左淩轩从未审问过宫妃,这也是第一次,没想到庄嫔是个有胆色的,一点也不惧怕,左淩轩有些不悦。
桐妃看到了庄嫔那一眼,差点没笑出声来,死到临头还敢挑衅她,真是愚不可及,落到今日,也是她罪有应得。
“姐姐,想不到你对妹妹怀有如此大的敌意,妹妹不知哪里得罪了你,但这孩子是无辜的呀。”
桐妃梨花带雨,哭得哀戚不能自已,伏在美人塌上宛如泪人一般,将谋害皇嗣的罪名,抢先扣在了庄嫔的头上。
“陛下,臣妾并无此意,给臣妾再大的胆子,怎敢谋害妹妹。”庄嫔跪在地上,迅速低伏下身子去,丝毫不顾及自己平日里的傲慢姿态,悲声哀泣道。
那般声泪俱下,如泣如诉,看得桐妃暗暗吃惊,这没想到,庄嫔素来个傲气蛮横的,竟然也有这一面,若非陛下在此,桐妃简直是要笑到捧腹。
庄嫔很清楚,现在这个境况,她绝不能承认是自己陷害桐妃,只是有些切齿的恨意,只觉得自己匍匐跪在桐妃面前,受到了莫大的羞辱。
陛下,怎麽能这样偏袒桐妃,连争辩也不让她开口了。
左淩轩却不吃这一套,霍然道:“好了,庄嫔你不要狡辩了,寡人已经查明了,就是你手下的宫女受了你的指使,意图谋害桐妃腹中孩儿,你妒心之重,不惜谋害皇嗣,你真是太令寡人失望了。”
不管是不是庄嫔所为,这件事情都必须结束了,再闹下去,就是丑闻了,皇族的威严不能有任何损伤。
“不不,陛下,真的不是臣妾所为,求陛下明察啊!”饶是庄嫔自诩算无遗策,此刻面对陛下的厉色也惊慌起来。
“哼,你还在狡辩什麽,你的贴身侍女已经都交代了,铁证如山,你还想狡辩到什麽时候。”
左淩轩一把将桌上的供词甩到了庄嫔的脸上,让她仔仔细细的看清楚,里面所言之事简直令人发指。
桔梗都交代了?庄嫔才是那个更想不到,桔梗竟然敢将自己攀咬出来,她的父母家人还在自己的手里,她居然反水了。
怎麽,可能?
她怔怔的,手上的供词飘落下去,左淩轩已经没有耐心再听她申辩什麽,面色冷若冰霜,下旨道:“即日将庄嫔降为采女,挪出江月宫,移居清露殿,禁足三月。”
直到最後,庄嫔还是百思不得其解,桔梗既然如此重视家人,为何会突然背叛她,她又是何时投靠桐妃的。

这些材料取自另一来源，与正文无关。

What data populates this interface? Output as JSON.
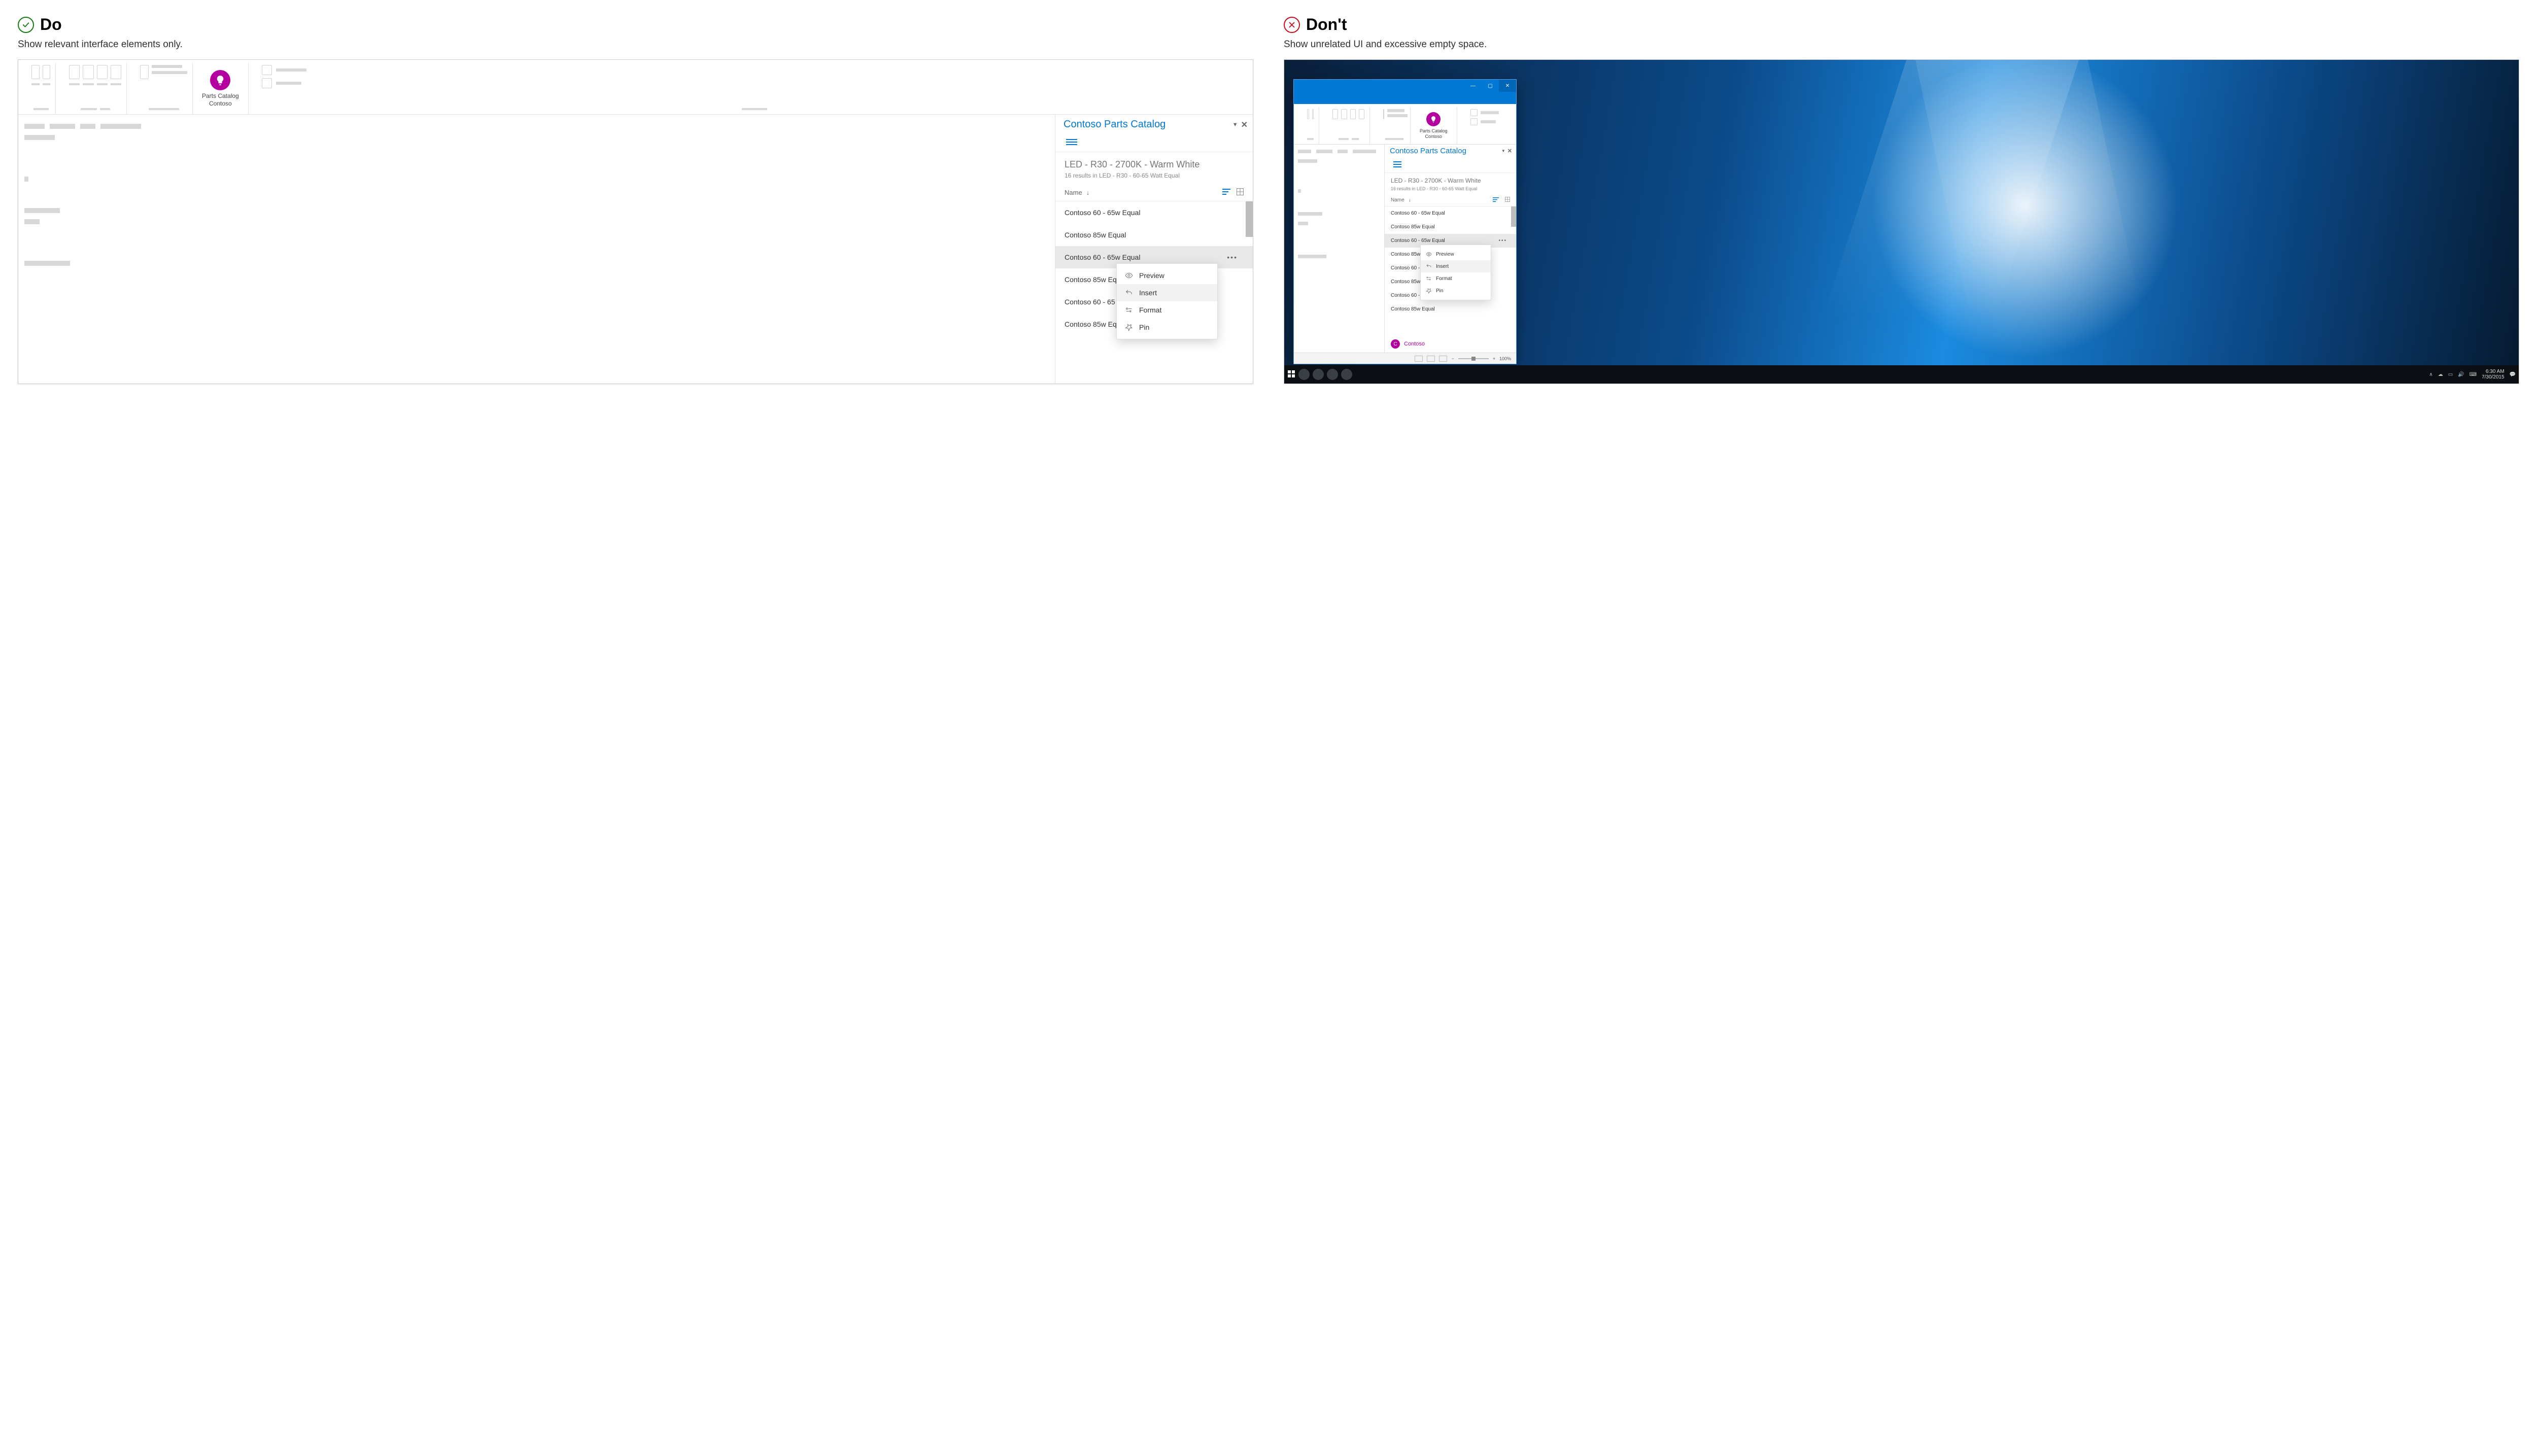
{
  "do": {
    "heading": "Do",
    "subtitle": "Show relevant interface elements only.",
    "ribbon_addin": {
      "line1": "Parts Catalog",
      "line2": "Contoso"
    },
    "pane": {
      "title": "Contoso Parts Catalog",
      "meta_title": "LED - R30 - 2700K - Warm White",
      "meta_sub": "16 results in LED - R30 - 60-65 Watt Equal",
      "sort_label": "Name",
      "items": [
        "Contoso 60 - 65w Equal",
        "Contoso 85w Equal",
        "Contoso 60 - 65w Equal",
        "Contoso 85w Eq",
        "Contoso 60 - 65",
        "Contoso 85w Eq"
      ],
      "selected_index": 2,
      "context_menu": [
        "Preview",
        "Insert",
        "Format",
        "Pin"
      ],
      "context_hover_index": 1
    }
  },
  "dont": {
    "heading": "Don't",
    "subtitle": "Show unrelated UI and excessive empty space.",
    "ribbon_addin": {
      "line1": "Parts Catalog",
      "line2": "Contoso"
    },
    "pane": {
      "title": "Contoso Parts Catalog",
      "meta_title": "LED - R30 - 2700K - Warm White",
      "meta_sub": "16 results in LED - R30 - 60-65 Watt Equal",
      "sort_label": "Name",
      "items": [
        "Contoso 60 - 65w Equal",
        "Contoso 85w Equal",
        "Contoso 60 - 65w Equal",
        "Contoso 85w Equal",
        "Contoso 60 - 65",
        "Contoso 85w Eq",
        "Contoso 60 - 65w Equal",
        "Contoso 85w Equal"
      ],
      "selected_index": 2,
      "context_menu": [
        "Preview",
        "Insert",
        "Format",
        "Pin"
      ],
      "context_hover_index": 1,
      "user": {
        "initial": "C",
        "name": "Contoso"
      }
    },
    "statusbar": {
      "zoom": "100%"
    },
    "taskbar": {
      "time": "6:30 AM",
      "date": "7/30/2015"
    }
  }
}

她此时才真正的意识到,桐妃果然不是个好对付的角色,她早已经一败涂地,即便是卢玉采进宫了,也一样讨不到好。
左淩轩此刻的脸色不大好,他身体其实不算太好,今日又被气到,唇色隐隐有些发白,但除了卫衣,没有人注意到。
“陛下,都是妾身不好,没有保护好腹中孩儿,才致使如今的局面。”桐妃秀眉微颦,神情愧疚,令人分外怜惜。
“不是你的错,你不要怕,从今日起,这西六宫一切事物由你掌管,有寡人在,没人能威胁到你和孩子。”
“多谢陛下恩典,臣妾感激不尽。”桐妃在塌上低低拜了下去,望着左淩轩的目光一片柔情与依赖,令左淩轩心中甚是宽慰。
庄嫔仓皇失措,她进宫也有好几年了,可一直都这麽张扬跋扈着,也没遇到过什麽钉子,陛下虽然起初对她不喜,但却从不会扫她的面子。